Statistical analysis

Data are presented as the means (standard deviations) or medians (interquartile ranges) for continuous variables or numbers (percentages) for categorical variables. We used the unpaired t-test or Wilcoxon rank-sum test for continuous variables and the chi-square test or Fisher’s exact test for categorical variables to compare the characteristics between the presence and absence of conventional or other risk factors. We divided all participants into four groups according to the presence or absence of conventional and other risk factors. Multivariable logistic regression models were used to obtain odds ratios (ORs) and 95% confidence intervals (CIs) to assess the relationship of each conventional and other risk factor with the prevalence of home hypertension. Models were adjusted for sex, age, smoking status, and log-transformed average daily steps. In addition, we calculated the PAF for each group using the following formula: (the proportion of participants with home hypertension)*(Adjusted OR-1)/(Adjusted OR) [7, 34]. Next, we used the multivariable logistic regression model to assess the relationship between the presence of conventional risk factors and the prevalence of hypertension. We also used the multivariable logistic regression model to assess the relationship between the presence of conventional risk factors and prevalent hypertension and the relationship between the presence of conventional and/or other risk factors and prevalent hypertension. Additionally, we performed the same analyses described above stratified by age (<65 years and ≥65 years). Two-sided P values of <0.05 were considered statistically significant. All analyses were performed using STATA SE 13 data analysis and statistical software (Stata Corp LP, College Station, TX, USA).

Results

The clinical characteristics of the participants at the baseline survey according to the type of risk factors are shown in Table 1. Of 1384 participants, 198 (14.3%) had conventional and other risk factors (i.e., highest quartile of urinary Na/K ratio and reduced sleep efficiency), 257 (18.6%) had conventional risk factors only, 280 (20.2%) had other risk factors only, and 649 (46.9%) had neither conventional nor other risk factors.

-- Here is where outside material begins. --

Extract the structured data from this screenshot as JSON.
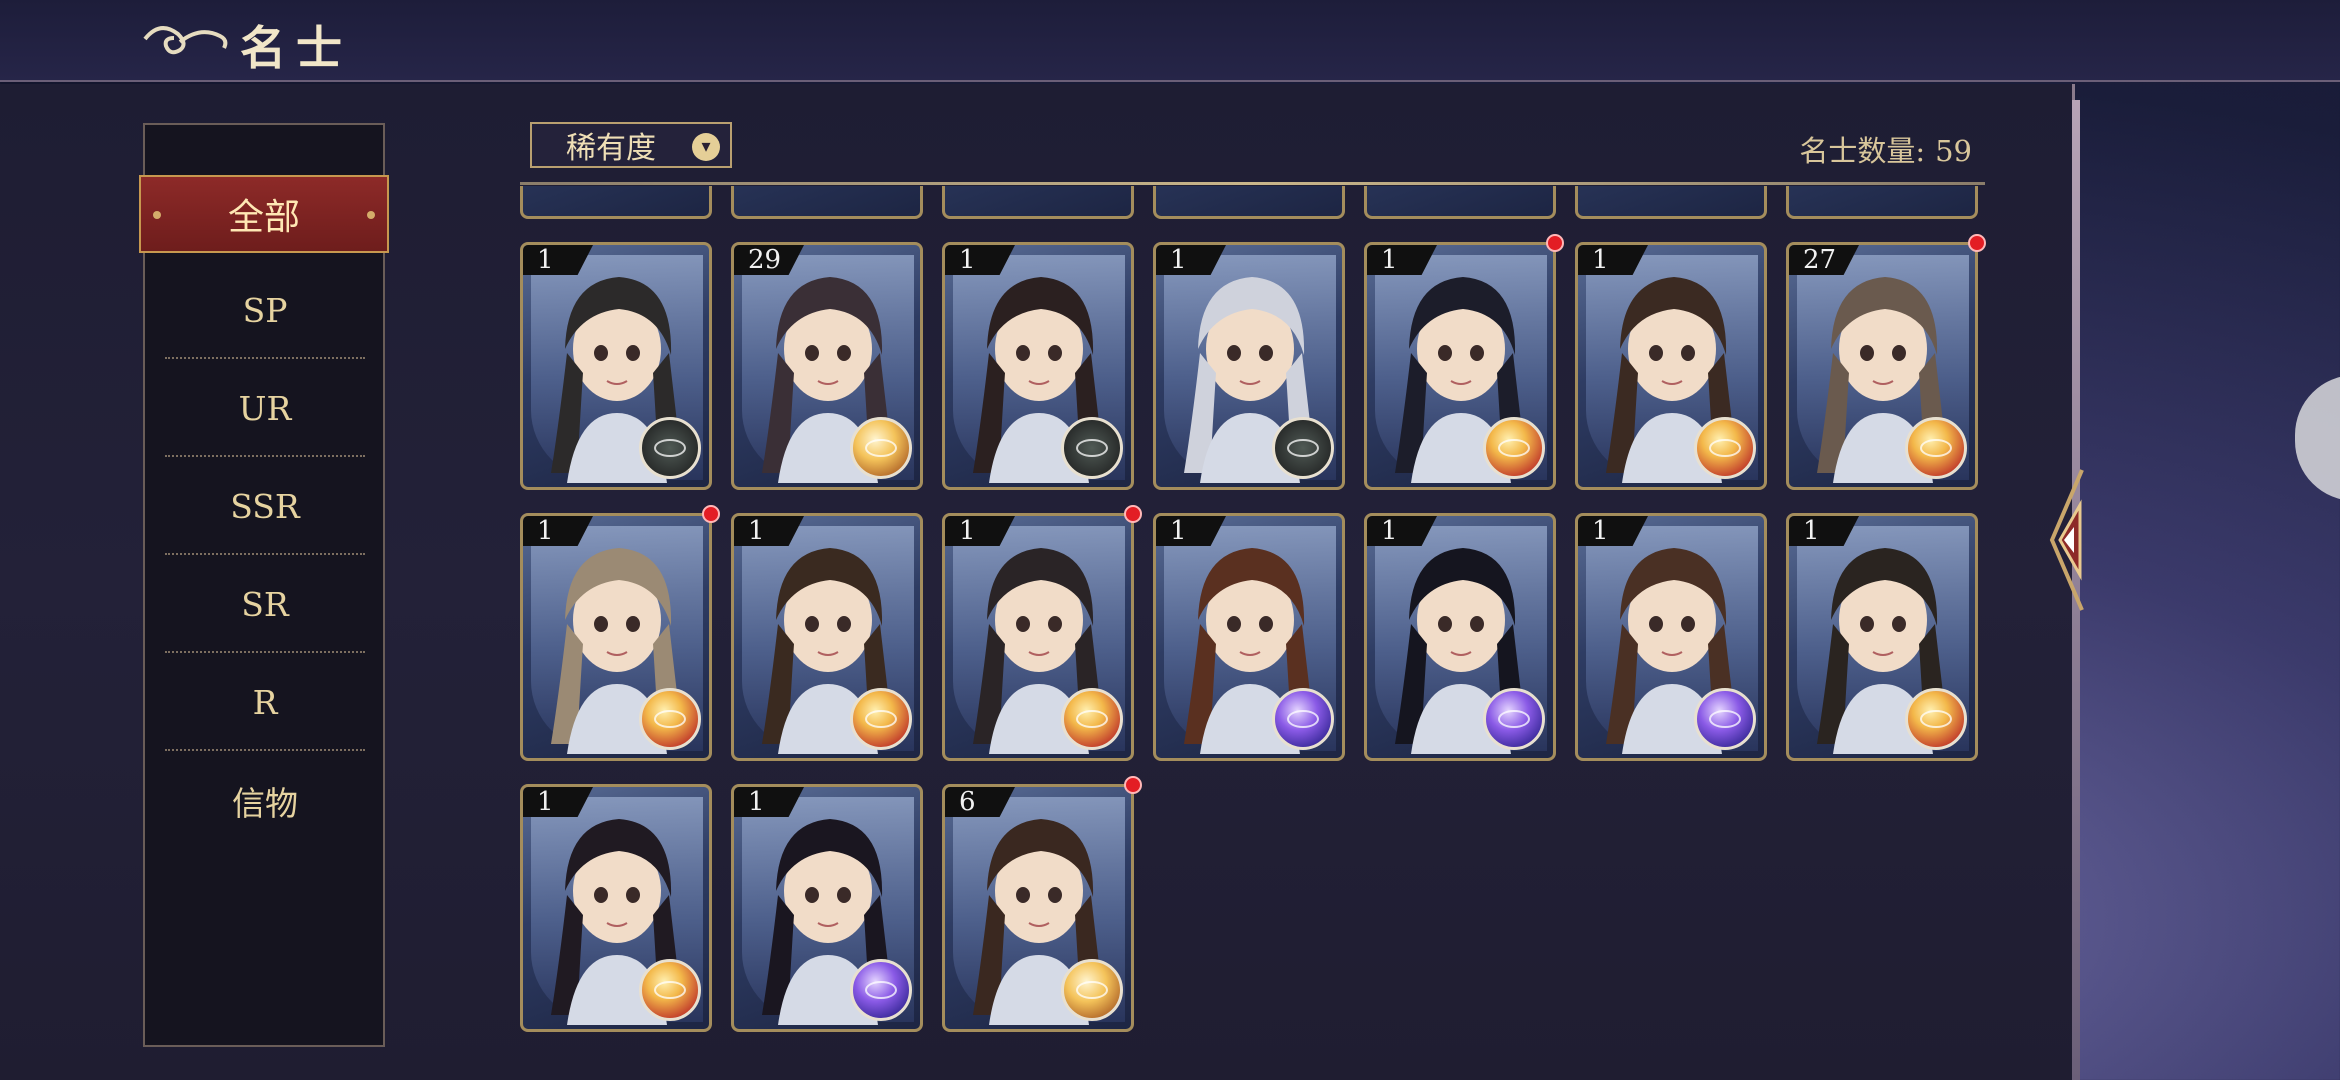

The proportions of participants according to the presence or absence of conventional and/or other risk factors are summarized in Supplemental Table 1. Of 1384 participants, 540 (39.0%) had home hypertension, and the prevalence was highest (64.7%) in participants with conventional and other risk factors. The group with conventional and other risk factors had more men (52.0%) and current smokers (10.1%) and the lowest daily average steps (5.5 × 103 steps per day) compared to the remaining three groups.

Table 1 Clinical characteristics of participants according to the combinations of conventional and other risk factors

The associations between the presence of each of risk factors, including conventional and/or other risk factors, and home hypertension are shown in Table 2. In multivariate analyses, the presence of each of risk factors was significantly associated with an increased prevalence of hypertension when adjusted for potential confounders (obesity, OR 3.14, 95% CI 2.33–4.25; moderate-to-high alcohol consumption, OR 1.52, 95% CI 1.06–2.19; highest quartile of urinary Na/K ratio, OR 1.40; 95% CI 1.04–1.88; reduced sleep efficiency, OR 2.51, 95% CI 1.71–3.70). The estimated PAFs for hypertension due to obesity, moderate-to-high alcohol consumption, the highest quartile of the urinary Na/K ratio, and reduced sleep efficiency were 23.7%, 6.5%, 7.9%, and 11.6%, respectively.

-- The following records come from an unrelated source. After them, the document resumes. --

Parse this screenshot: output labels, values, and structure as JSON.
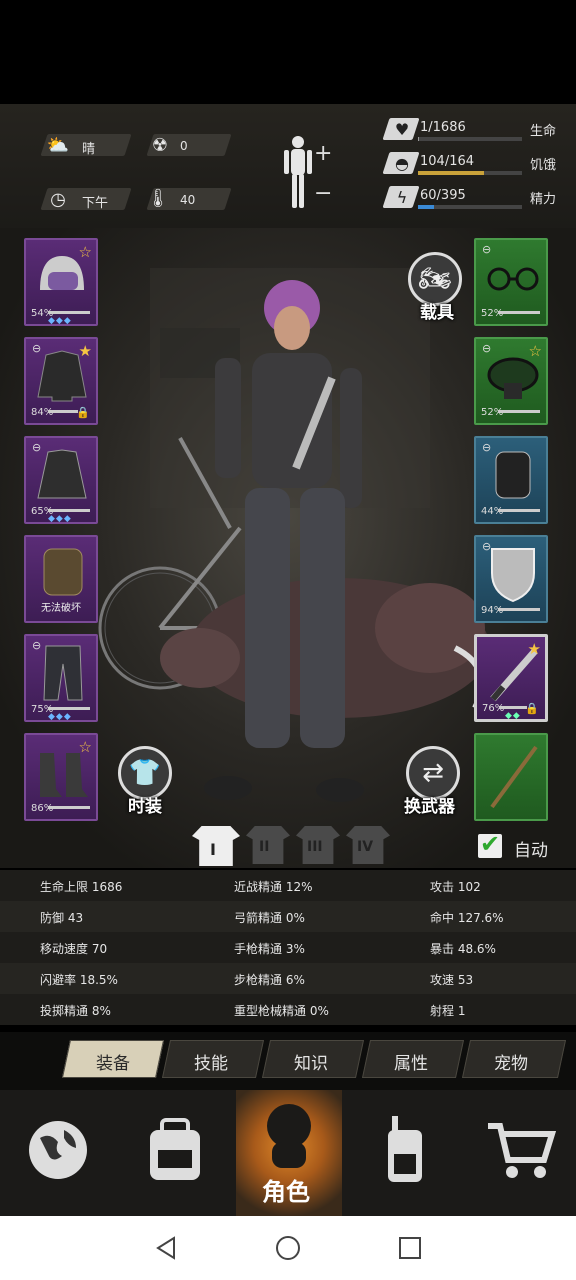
{
  "hud": {
    "weather": "晴",
    "radiation": "0",
    "time_of_day": "下午",
    "temperature": "40",
    "stats": [
      {
        "name": "生命",
        "text": "1/1686",
        "fraction": 0.0006,
        "color": "#999"
      },
      {
        "name": "饥饿",
        "text": "104/164",
        "fraction": 0.634,
        "color": "#c9a23a"
      },
      {
        "name": "精力",
        "text": "60/395",
        "fraction": 0.152,
        "color": "#3a8ad6"
      }
    ],
    "icons": {
      "weather": "partly-cloudy-icon",
      "radiation": "radiation-icon",
      "clock": "clock-icon",
      "thermometer": "thermometer-icon",
      "body": "body-figure-icon"
    }
  },
  "scene": {
    "vehicle_label": "载具",
    "costume_label": "时装",
    "switch_weapon_label": "换武器",
    "auto_label": "自动",
    "auto_checked": true,
    "outfit_tabs": [
      "I",
      "II",
      "III",
      "IV"
    ],
    "outfit_active": 0
  },
  "left_slots": [
    {
      "item": "helmet",
      "pct": "54%",
      "star": true,
      "gems": "◆◆◆"
    },
    {
      "item": "jacket",
      "pct": "84%",
      "star": true,
      "link": true,
      "lock": true
    },
    {
      "item": "coat",
      "pct": "65%",
      "link": true,
      "gems": "◆◆◆"
    },
    {
      "item": "backpack",
      "label": "无法破坏"
    },
    {
      "item": "pants",
      "pct": "75%",
      "link": true,
      "gems": "◆◆◆"
    },
    {
      "item": "boots",
      "pct": "86%",
      "star": true
    }
  ],
  "right_slots": [
    {
      "item": "glasses",
      "pct": "52%",
      "link": true,
      "color": "green"
    },
    {
      "item": "mask",
      "pct": "52%",
      "link": true,
      "star": true,
      "color": "green"
    },
    {
      "item": "gloves",
      "pct": "44%",
      "link": true,
      "color": "teal"
    },
    {
      "item": "shield",
      "pct": "94%",
      "link": true,
      "color": "teal"
    },
    {
      "item": "machete",
      "pct": "76%",
      "star": true,
      "lock": true,
      "gems": "◆◆",
      "color": "purple"
    },
    {
      "item": "bow",
      "color": "green"
    }
  ],
  "stats_table": [
    [
      "生命上限 1686",
      "近战精通 12%",
      "攻击 102"
    ],
    [
      "防御 43",
      "弓箭精通 0%",
      "命中 127.6%"
    ],
    [
      "移动速度 70",
      "手枪精通 3%",
      "暴击 48.6%"
    ],
    [
      "闪避率 18.5%",
      "步枪精通 6%",
      "攻速 53"
    ],
    [
      "投掷精通 8%",
      "重型枪械精通 0%",
      "射程 1"
    ]
  ],
  "tabs": [
    "装备",
    "技能",
    "知识",
    "属性",
    "宠物"
  ],
  "active_tab": 0,
  "bottom_nav": {
    "items": [
      "globe-icon",
      "backpack-icon",
      "character-icon",
      "walkie-talkie-icon",
      "shopping-cart-icon"
    ],
    "active_label": "角色"
  }
}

Table 2 Association between each risk factor and home hypertension

The association between conventional risk factors and home hypertension and the association between overall risk factors, including conventional and/or other risk factors, and home hypertension are shown in Table 3. In multivariate analyses, the presence of any of conventional risk factors was significantly associated with an increased prevalence of hypertension after adjusting for potential confounders (OR 2.80, 95% CI 2.15–3.65; as shown in Table 3A). The estimated PAF for hypertension in participants with any of the conventional risk factors was 30.2%. On the other hand, the presence of any of the overall risk factors was significantly associated with an increased prevalence of hypertension in multivariate analyses (OR 2.50, 95% CI 1.93–3.22; as shown in Table 3B). The estimated PAF of hypertension in participants with any of the overall risk factors was 39.0%.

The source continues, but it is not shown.